One, a laser weapon prototype, will be tested aboard the amphibious transport dock USS Ponce in the Persian Gulf this summer, the Navy said.
“This is a revolutionary capability,” Rear Adm. Matthew Klunder, chief of Naval Research, said in a statement. “This very affordable technology is going to change the way we fight and save lives.”
The laser weapon is design to take on aircraft or small surface vessels that may pose threats to Navy ships. Tests in 2011 and 2012 showed it can accomplish that mission.
The laser can be fired by one sailor using a video game-like console and do it at little cost, the Navy said.
“Spending about $1 per shot of a directed-energy source that never runs out gives us an alternative to firing costly munitions at inexpensive threats,” Klunder said.
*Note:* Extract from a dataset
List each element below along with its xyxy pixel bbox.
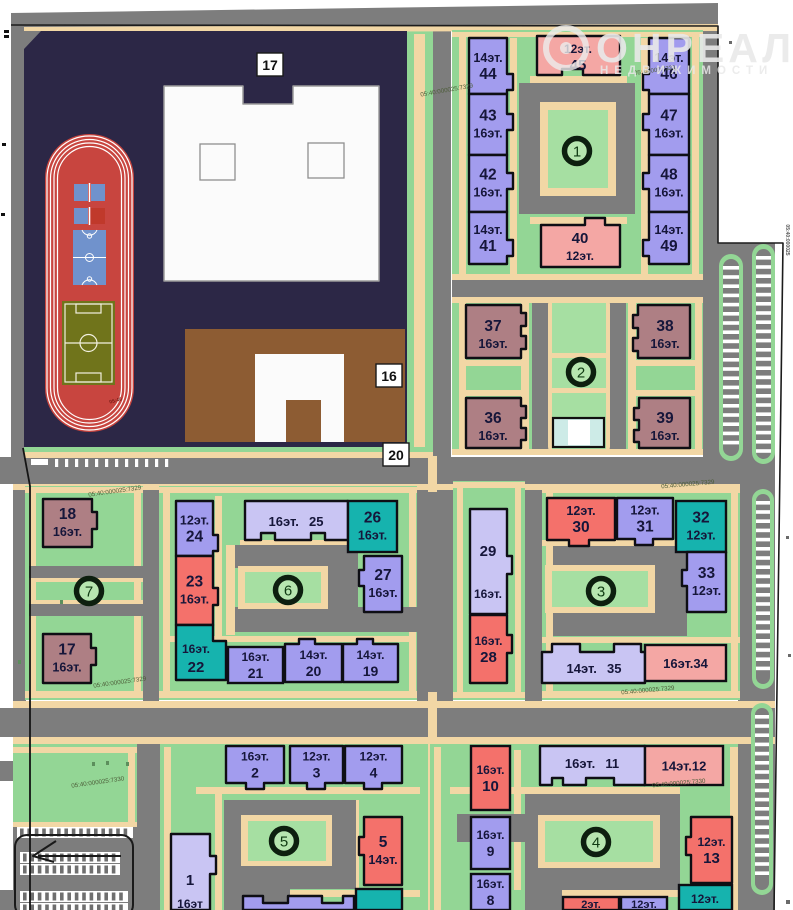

The Navy thinks the other weapon prototype it discussed this week, the electromagnetic railgun, will save money while providing a more potent force.
The gun uses electromagnetic force to send a missile to a range of 125 miles at 7.5 times the speed of sound, according to the Navy. When it hits its target, the projectile does its damage with sheer speed. It does not have an explosive warhead.
“The electromagnetic railgun represents an incredible new offensive capability for the U.S. Navy,” Rear Adm. Bryant Fuller, the Navy’s chief engineer, said in a statement. “This capability will allow us to effectively counter a wide range of threats at a relatively low cost, while keeping our ships and sailors safer by removing the need to carry as many high-explosive weapons.”
The railgun projectiles could cost about 1/100th the price of current missiles, according to Klunder.
The Navy said the railgun will be tested at sea aboard the USS Millinocket, a non-combat ship known as a joint high-speed vessel, in 2016. No decision has been made on which combat ships might eventually be deployed with a railgun.
No matter what ships are chosen, other Navy scientists said this week those vessels may someday draw their fuel from the oceans they’re crossing.
Researchers at the U.S. Naval Research Laboratory, Materials Science and Technology Division, said this week they have demonstrated proof-of-concept on the ability to draw carbon dioxide and hydrogen from seawater and turn it into forms of gasoline.
Heather Willauer, a Naval Research Laboratory chemist, called the technology “game changing.”
“This is the first time technology of this nature has been demonstrated with the potential for transition, from the laboratory, to full-scale commercial implementation,” she said in a statement.
The lab’s researchers used “an innovative and proprietary NRL electrolytic cation exchange module” to remove the carbon dioxide from the water and produce hydrogen gas in the process.
“The gases are then converted to liquid hydrocarbons by a metal catalyst in a reactor system,” the research lab’s statement said.
The fuel produced was used to power the engine of a small model aircraft, the researchers said.
The process could be ramped up to produce a replacement for jet fuel at a cost of $3 to $6 per gallon within a decade, the researchers said. That step would come on land, with versions to be used on ships coming later, they said.
Writing on the Navy’s official blog this week, Vice Adm. Phil Cullom, deputy chief of Naval Operations for Fleet Readiness and Logistics, also called the new technology “game changing” and potentially life saving.
“After more than a decade of war, our adversaries have found certain soft underbellies to our operations. They know that when you go after the logistics and resupply of fuel, that’s an easier target than confronting our frontline forces. What if we removed that from the equation? Can you imagine a time when an aircraft carrier doesn’t have to wait for the oiler to come steaming alongside it to deliver jet fuel? It truly does change things. It prevents what could one day be our ‘maritime IED moment,'” Cullom wrote.